Foi com o Proinfância que se inaugurou no Brasil um novo paradigma de espaço físico escolar para as crianças, rompendo com a cultura de que qualquer espaço serve para matricular crianças de 0 a 6 anos de idade. O espaço físico é um dos fios constitutivos da identidade da Educação Infantil, como pode ser visto em diversas pesquisas brasileiras e internacionais. Por esta razão, ele deve ser planejado e construído levando em consideração, além das normas técnicas ABNT para construção civil, as concepções de criança, infância, currículo, proposta pedagógica e Educação Infantil que constam nas atuais Diretrizes Curriculares Nacionais para Educação Infantil (Resolução CNE/CEB n° 5, de 17 de dezembro de 2009), bem como em outras orientações e documentos sobre a Educação Infantil elaborados, nos últimos anos, no Brasil.

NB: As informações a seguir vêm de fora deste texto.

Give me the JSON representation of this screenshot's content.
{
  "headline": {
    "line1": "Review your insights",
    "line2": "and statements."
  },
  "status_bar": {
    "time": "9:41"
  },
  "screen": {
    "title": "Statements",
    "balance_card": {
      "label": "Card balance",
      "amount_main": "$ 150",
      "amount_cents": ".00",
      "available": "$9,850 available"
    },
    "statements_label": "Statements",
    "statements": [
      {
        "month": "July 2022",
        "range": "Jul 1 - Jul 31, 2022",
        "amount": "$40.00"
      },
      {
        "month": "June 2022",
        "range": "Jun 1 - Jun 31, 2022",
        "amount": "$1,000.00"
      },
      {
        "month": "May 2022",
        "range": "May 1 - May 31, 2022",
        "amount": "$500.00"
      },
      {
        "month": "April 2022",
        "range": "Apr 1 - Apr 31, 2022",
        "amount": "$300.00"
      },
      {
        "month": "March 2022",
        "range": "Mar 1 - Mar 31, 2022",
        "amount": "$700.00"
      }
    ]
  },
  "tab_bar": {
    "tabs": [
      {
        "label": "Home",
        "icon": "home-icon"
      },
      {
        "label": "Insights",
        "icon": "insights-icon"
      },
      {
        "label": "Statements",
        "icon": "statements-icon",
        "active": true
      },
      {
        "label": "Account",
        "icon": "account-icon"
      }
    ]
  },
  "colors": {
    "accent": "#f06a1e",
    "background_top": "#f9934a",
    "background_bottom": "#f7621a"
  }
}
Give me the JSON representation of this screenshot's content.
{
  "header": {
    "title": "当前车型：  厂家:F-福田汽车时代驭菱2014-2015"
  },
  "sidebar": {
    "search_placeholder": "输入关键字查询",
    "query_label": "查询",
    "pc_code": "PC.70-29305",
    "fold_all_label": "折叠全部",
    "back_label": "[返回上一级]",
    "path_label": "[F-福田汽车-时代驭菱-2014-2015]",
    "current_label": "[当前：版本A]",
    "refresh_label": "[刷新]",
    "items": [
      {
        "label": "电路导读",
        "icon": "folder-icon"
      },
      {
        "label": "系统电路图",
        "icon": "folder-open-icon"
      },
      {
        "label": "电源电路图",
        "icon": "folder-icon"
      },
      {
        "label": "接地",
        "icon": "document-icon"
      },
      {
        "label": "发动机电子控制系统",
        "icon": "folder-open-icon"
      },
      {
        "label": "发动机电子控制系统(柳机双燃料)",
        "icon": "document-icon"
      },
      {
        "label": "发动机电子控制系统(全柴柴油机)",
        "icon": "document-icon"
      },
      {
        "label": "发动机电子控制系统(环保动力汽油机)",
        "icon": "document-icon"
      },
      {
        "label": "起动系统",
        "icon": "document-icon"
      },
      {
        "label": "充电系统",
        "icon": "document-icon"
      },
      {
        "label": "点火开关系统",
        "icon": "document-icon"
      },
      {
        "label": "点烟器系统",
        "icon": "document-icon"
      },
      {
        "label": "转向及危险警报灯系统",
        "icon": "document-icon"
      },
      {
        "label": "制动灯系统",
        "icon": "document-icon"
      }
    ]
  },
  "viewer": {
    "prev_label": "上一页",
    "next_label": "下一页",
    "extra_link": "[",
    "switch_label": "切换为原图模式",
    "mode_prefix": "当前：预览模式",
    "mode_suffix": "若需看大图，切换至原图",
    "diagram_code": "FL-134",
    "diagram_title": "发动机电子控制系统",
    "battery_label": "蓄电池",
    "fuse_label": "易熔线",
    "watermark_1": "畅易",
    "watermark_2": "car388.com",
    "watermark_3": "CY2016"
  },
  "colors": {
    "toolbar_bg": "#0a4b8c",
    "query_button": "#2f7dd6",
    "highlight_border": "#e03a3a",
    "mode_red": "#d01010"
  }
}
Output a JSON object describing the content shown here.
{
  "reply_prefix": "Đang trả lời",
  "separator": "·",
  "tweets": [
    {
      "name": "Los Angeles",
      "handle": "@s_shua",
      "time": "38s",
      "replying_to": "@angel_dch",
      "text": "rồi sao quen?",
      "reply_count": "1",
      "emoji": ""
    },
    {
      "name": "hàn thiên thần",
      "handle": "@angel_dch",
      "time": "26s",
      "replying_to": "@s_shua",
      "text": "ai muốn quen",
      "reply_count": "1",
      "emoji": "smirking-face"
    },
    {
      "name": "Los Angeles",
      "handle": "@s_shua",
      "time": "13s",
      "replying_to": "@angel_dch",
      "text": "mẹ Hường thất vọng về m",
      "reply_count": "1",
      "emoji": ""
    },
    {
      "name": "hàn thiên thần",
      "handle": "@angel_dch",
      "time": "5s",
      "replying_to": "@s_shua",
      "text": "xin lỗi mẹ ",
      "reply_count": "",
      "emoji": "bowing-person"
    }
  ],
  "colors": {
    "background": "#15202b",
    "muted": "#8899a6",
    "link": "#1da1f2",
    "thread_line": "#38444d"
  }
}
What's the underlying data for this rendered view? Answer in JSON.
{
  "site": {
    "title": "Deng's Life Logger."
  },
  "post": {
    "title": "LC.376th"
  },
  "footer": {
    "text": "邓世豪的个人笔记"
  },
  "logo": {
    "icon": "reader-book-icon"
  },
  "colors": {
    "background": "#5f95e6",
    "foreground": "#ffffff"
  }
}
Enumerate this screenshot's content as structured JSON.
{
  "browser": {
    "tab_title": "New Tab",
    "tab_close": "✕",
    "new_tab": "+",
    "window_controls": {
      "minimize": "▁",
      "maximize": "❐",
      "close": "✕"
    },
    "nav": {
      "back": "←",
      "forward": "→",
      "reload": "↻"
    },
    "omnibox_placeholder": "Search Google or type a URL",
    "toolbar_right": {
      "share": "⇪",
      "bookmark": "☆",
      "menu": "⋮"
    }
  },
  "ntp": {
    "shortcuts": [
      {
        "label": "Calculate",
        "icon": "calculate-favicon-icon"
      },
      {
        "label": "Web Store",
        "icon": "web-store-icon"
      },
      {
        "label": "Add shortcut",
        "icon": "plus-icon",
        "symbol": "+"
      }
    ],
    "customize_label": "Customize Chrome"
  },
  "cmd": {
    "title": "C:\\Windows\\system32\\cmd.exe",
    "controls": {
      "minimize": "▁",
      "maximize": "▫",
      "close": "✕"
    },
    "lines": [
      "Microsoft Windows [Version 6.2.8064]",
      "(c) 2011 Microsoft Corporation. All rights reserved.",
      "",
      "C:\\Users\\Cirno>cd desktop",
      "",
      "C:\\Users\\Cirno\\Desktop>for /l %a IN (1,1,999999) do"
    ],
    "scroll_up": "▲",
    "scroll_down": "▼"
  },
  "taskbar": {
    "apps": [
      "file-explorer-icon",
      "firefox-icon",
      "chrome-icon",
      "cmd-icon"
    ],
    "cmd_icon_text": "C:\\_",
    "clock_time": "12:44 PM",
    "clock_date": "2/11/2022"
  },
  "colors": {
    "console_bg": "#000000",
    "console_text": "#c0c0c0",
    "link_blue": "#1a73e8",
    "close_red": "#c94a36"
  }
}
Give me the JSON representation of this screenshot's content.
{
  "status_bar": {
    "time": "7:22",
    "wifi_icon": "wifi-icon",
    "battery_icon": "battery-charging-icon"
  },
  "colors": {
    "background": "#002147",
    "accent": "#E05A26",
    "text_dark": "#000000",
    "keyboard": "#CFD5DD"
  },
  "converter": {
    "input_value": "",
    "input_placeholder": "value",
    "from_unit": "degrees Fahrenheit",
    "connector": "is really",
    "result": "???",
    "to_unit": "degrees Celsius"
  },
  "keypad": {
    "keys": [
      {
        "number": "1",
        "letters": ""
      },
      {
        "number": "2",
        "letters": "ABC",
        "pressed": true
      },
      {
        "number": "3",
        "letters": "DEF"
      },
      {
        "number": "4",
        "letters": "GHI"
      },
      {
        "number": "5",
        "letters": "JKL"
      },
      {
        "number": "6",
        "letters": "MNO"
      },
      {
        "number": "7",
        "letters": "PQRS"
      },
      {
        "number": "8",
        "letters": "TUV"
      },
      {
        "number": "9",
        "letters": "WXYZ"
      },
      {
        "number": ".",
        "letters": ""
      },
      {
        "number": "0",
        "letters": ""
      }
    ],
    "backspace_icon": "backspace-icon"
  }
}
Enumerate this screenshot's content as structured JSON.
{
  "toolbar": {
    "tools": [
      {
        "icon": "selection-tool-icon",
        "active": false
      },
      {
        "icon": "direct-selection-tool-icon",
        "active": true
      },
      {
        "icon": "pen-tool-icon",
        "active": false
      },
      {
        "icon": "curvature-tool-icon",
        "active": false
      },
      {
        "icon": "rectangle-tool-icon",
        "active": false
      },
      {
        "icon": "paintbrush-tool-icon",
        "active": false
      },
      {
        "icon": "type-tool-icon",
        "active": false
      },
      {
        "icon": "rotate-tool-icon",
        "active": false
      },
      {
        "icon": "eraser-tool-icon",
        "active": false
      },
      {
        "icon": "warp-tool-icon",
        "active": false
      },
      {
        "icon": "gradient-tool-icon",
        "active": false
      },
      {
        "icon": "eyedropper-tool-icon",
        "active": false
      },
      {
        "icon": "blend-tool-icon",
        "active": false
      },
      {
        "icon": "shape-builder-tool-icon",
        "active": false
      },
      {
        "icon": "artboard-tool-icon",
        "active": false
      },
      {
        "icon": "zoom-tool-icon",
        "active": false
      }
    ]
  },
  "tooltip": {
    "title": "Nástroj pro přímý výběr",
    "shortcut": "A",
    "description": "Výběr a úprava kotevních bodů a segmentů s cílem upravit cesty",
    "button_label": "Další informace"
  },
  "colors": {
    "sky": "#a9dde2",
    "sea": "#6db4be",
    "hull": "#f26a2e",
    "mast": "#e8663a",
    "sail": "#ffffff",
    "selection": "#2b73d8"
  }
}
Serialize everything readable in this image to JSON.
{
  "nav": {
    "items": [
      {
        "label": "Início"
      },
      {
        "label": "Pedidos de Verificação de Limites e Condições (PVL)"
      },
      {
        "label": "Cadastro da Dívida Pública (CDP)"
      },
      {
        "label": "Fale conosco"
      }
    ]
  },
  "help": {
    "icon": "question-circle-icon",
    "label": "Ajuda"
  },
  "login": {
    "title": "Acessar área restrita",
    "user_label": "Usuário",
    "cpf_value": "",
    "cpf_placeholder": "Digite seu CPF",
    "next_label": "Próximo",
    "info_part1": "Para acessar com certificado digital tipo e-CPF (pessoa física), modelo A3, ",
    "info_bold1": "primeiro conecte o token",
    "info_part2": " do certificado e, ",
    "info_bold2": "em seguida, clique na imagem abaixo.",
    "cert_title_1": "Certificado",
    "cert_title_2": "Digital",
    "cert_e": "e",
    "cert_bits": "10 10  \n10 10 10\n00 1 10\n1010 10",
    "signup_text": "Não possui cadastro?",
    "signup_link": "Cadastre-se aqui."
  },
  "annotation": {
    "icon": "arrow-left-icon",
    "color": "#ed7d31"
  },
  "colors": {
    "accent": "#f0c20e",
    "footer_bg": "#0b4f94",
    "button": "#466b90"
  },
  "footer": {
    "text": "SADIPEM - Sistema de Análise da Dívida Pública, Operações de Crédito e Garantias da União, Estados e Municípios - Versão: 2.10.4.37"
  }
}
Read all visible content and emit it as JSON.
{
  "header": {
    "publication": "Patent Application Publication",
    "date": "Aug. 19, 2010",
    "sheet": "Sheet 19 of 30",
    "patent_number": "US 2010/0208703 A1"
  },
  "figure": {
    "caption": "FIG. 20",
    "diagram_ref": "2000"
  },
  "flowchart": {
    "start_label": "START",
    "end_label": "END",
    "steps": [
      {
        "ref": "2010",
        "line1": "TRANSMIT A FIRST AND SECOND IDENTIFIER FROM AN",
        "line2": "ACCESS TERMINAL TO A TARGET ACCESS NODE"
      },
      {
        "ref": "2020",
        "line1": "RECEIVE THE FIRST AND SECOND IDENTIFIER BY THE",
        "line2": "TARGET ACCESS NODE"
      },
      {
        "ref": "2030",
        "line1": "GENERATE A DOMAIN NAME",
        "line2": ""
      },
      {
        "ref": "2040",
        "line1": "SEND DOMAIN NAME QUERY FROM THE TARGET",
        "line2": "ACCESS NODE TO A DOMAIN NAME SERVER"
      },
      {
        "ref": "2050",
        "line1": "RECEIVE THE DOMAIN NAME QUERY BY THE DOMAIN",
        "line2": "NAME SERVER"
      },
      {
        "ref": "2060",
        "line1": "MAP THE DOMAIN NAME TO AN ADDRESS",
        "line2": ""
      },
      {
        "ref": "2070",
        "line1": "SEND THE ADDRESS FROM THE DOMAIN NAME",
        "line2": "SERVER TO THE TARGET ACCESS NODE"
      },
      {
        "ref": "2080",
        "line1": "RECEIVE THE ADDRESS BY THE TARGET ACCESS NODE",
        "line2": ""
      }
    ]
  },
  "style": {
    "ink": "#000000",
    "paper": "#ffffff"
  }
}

Outro aspecto relevante do Proinfância foram as assessorias técnico-pedagógicas fomentadas pela Secretaria de Educação Básica do MEC, em articulação com o FNDE, concomitantes à construção das unidades de Educação Infantil nos municípios. Essas assessorias foram realizadas em parceria com universidades federais e com consultores contatados pelo MEC, por meio de editais públicos, para acompanhar e orientar os municípios na estruturação e organização do funcionamento das unidades de Educação Infantil e na elaboração de diretrizes, propostas pedagógica e curricular para a Educação Infantil pública, gratuita, laica, inclusiva e de qualidade.

A assessoria técnico-pedagógica no Proinfância foi estratégica para se chegar até os municípios, apoiando-os e orientando-os em suas iniciativas com a incorporação das novas unidades de Educação Infantil na rede municipal de ensino.

As assessorias propiciaram uma escuta sensível de quem está no cotidiano das secretarias de educação e das escolas, devolvendo a quem propõe a política pública informações sobre o que pode ser validado, o que ainda não chegou, o que precisa ser eliminado e/ou alterado e o que precisa ser ampliado e construído para se alcançar uma Educação Infantil de qualidade.

Penso que o Proinfância pode ser mais do que um Programa que constrói e/ou reforma escolas e compra mobiliários e equipamentos. Ele, se aperfeiçoado, pode contribuir para a consolidação de um novo projeto físico-pedagógico para a Educação Infantil no Brasil, no qual as crianças possam ser crianças e viver a sua infância enquanto aprendem, constroem sua autonomia e se desenvolvem integralmente. Na escola, as crianças, com as suas múltiplas linguagens e formas de expressão e comunicação, aprendem a ser e estar no mundo. Por isso, espaço físico e proposta pedagógica e curricular estão conectados entre si.  

 

Quais os impactos que já são percebidos desde sua criação em 2007?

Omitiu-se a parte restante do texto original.